Die schwierige Lektüre ist auch angemessen, weil das Leid der Opfer mit der Ungewissheit, die das Gestapogefängnis mit sich brachte, den Ängsten zum Tode verurteilt zu werden, der Einsamkeit der Haft, der Sorge um die Angehörigen draußen, der unerfüllten Sehnsucht nach menschlicher Wärme, nur in kleinen Dosen aufnehmbar ist. Sie ist angemessen, weil sich trotz dieser Haft- und Verhörbedingungen, oder gerade wegen dieser Situation, eine Beziehung zwischen Opfer und Täter entwickelt, es in beider Bewusstseinsströme Schnittmengen bei Gefühlen und Gedanken gibt.

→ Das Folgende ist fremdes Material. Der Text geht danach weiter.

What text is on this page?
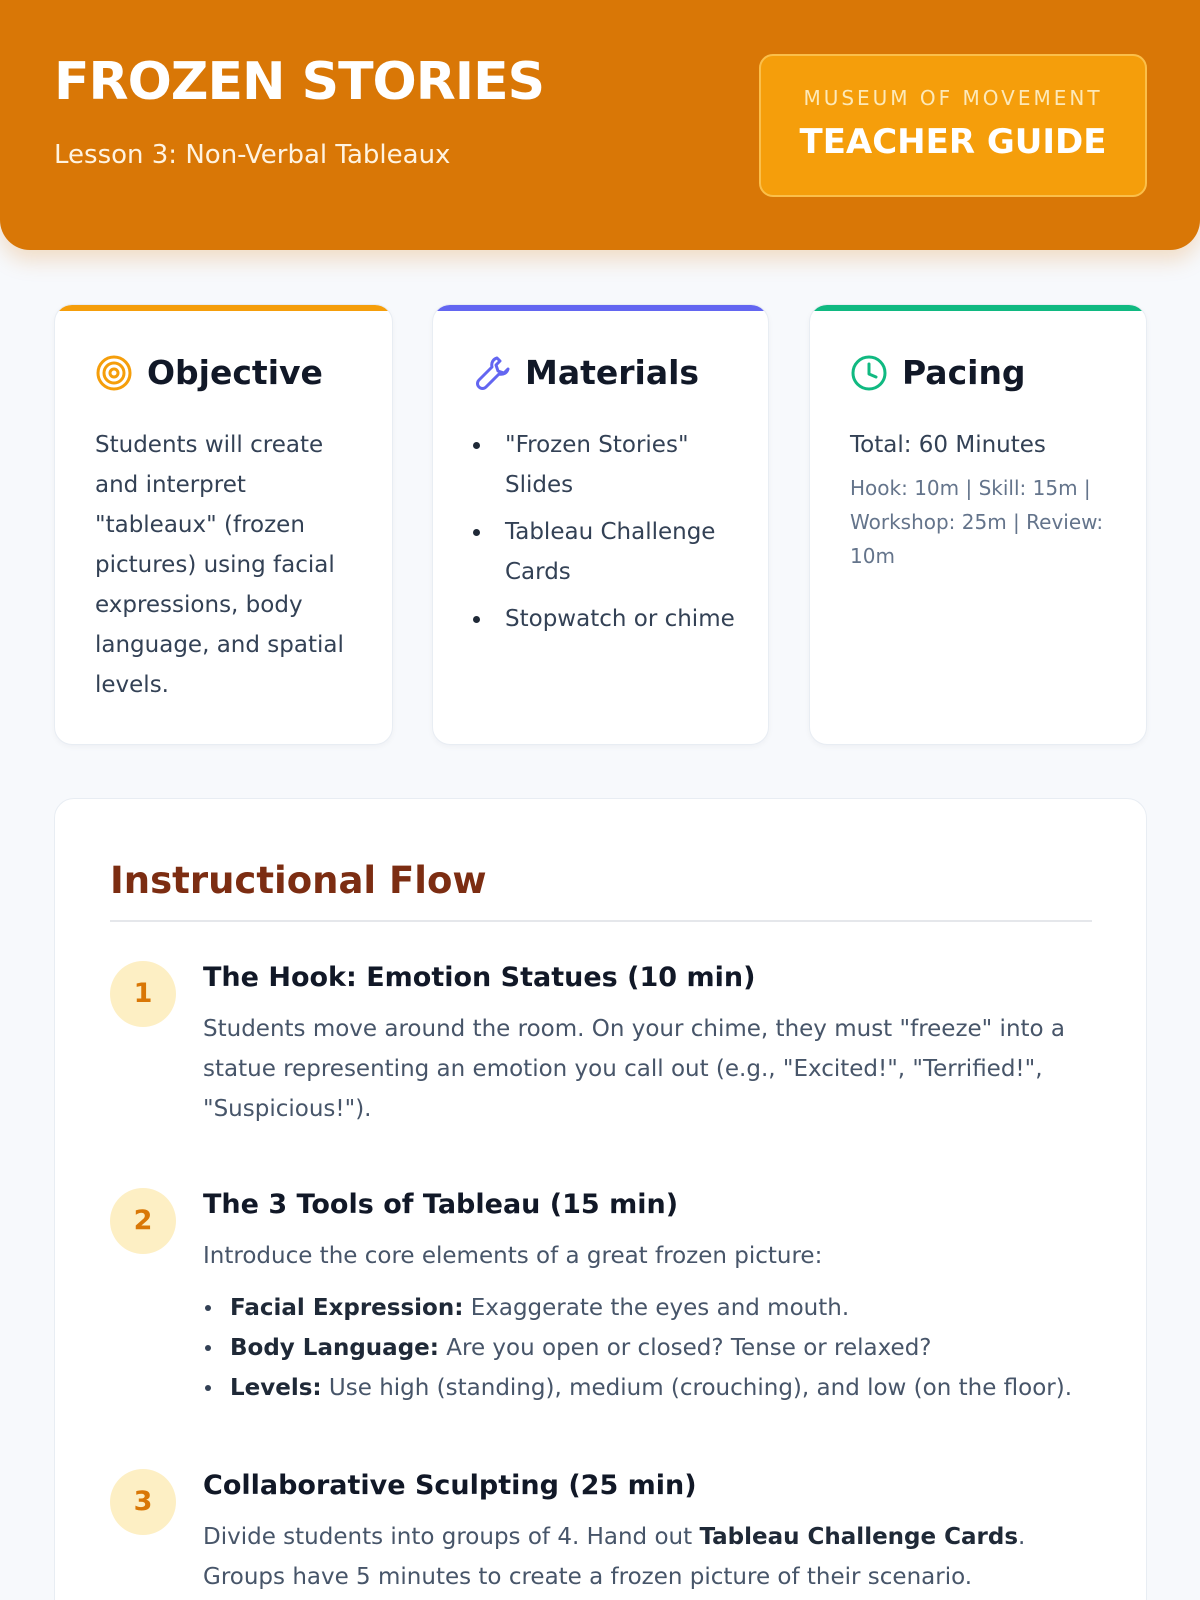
FROZEN STORIES
Lesson 3: Non-Verbal Tableaux
MUSEUM OF MOVEMENT
TEACHER GUIDE
Objective

Students will create and interpret "tableaux" (frozen pictures) using facial expressions, body language, and spatial levels.

Materials
"Frozen Stories" Slides
Tableau Challenge Cards
Stopwatch or chime
Pacing
Total: 60 Minutes

Hook: 10m | Skill: 15m | Workshop: 25m | Review: 10m

Instructional Flow
1
The Hook: Emotion Statues (10 min)

Students move around the room. On your chime, they must "freeze" into a statue representing an emotion you call out (e.g., "Excited!", "Terrified!", "Suspicious!").

2
The 3 Tools of Tableau (15 min)

Introduce the core elements of a great frozen picture:

Facial Expression: Exaggerate the eyes and mouth.
Body Language: Are you open or closed? Tense or relaxed?
Levels: Use high (standing), medium (crouching), and low (on the floor).
3
Collaborative Sculpting (25 min)

Divide students into groups of 4. Hand out Tableau Challenge Cards. Groups have 5 minutes to create a frozen picture of their scenario.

Was sind die Eckdaten des Romans? Die Handlungszeit des ersten Bandes „Die Ankunft“ währt von August bis Dezember des Jahres 1944. Handlungsort ist die „allererfolgreichste Gestapozentrale des Reiches.“ Die Protagonisten sind zum einen Wolf Manhardt, Geheimer Staatspolizist oder „Referent“ bei der Gestapo, studierter Jurist. Auf der anderen Seite sitzt seine Gefangene Lilly Winter, eine junge lebenslustige Frau, deren Freund aktiven Widerstand leistet(e). Er ist das eigentliche Ziel Manhardts, der glaubt, über die Inhaftierung Lillys an Sigi heranzukommen.

Der Roman ist kein Roman im üblichen Sinne, der eine Geschichte fortlaufend mehr oder weniger spannend und interessant erzählt. Lehner lässt die beiden Protagonisten Tagebuch schreiben. Wolf Manhardt schreibt seines mit der Schreibmaschine auf Gestapopapier. Seltsamerweise ohne Angst vor einer Entdeckung, obwohl ihm klar ist, dass genau dies sein Todesurteil wäre. Lilly Winter kann ihres nur als „Herzensbuch“ schreiben, denn ihr ist jegliches Schreibwerkzeug verwehrt. Manhardt ist Lillys „Referent“, er verhört sie über Monate hinweg. Notgedrungen entsteht eine Beziehung zwischen den beiden ungleichen Menschen, zwischen Opfer und Täter.
Manhardt ist überwältigt von Lillys Schönheit, sieht sie als seine spätere Frau. Er macht sich vor, dass auch Lilly sich von ihm angezogen fühlt, dass ihr Widerstand nicht ihrer Überzeugung entspricht. Sein Tagebuch entlarvt ihn nicht nur als einsamen Menschen, sondern auch als geschwätzigen und ehrgeizigen Volksgenossen. Er ist geplagt von Neid auf den in der Hierarchie unter ihm stehenden Kollegen und Freund Bruno, weil dieser und nicht er, der Studierte und Klügere, eine Auszeichnung erhalten hat. Manhardt ist stolz darauf, kein Schlägertyp zu sein, sieht sich als den Psychologen mit der Kunstfertigkeit eines subtilen Verhörers. Lilly sehnt sich nach menschlichem Kontakt, bleibt sich aber immer ihrer Rolle bewusst, entwickelt eine ungeahnte Stärke. Egal wie sehr Manhardt ihr zusetzt, sie psychologischer Folter aussetzt, ihren letzten Trumpf behält sie für sich: Ihr Freund Sigi lebt nämlich gar nicht mehr. Das Zurückhalten dieser Nachricht, das ist ihr Widerstand.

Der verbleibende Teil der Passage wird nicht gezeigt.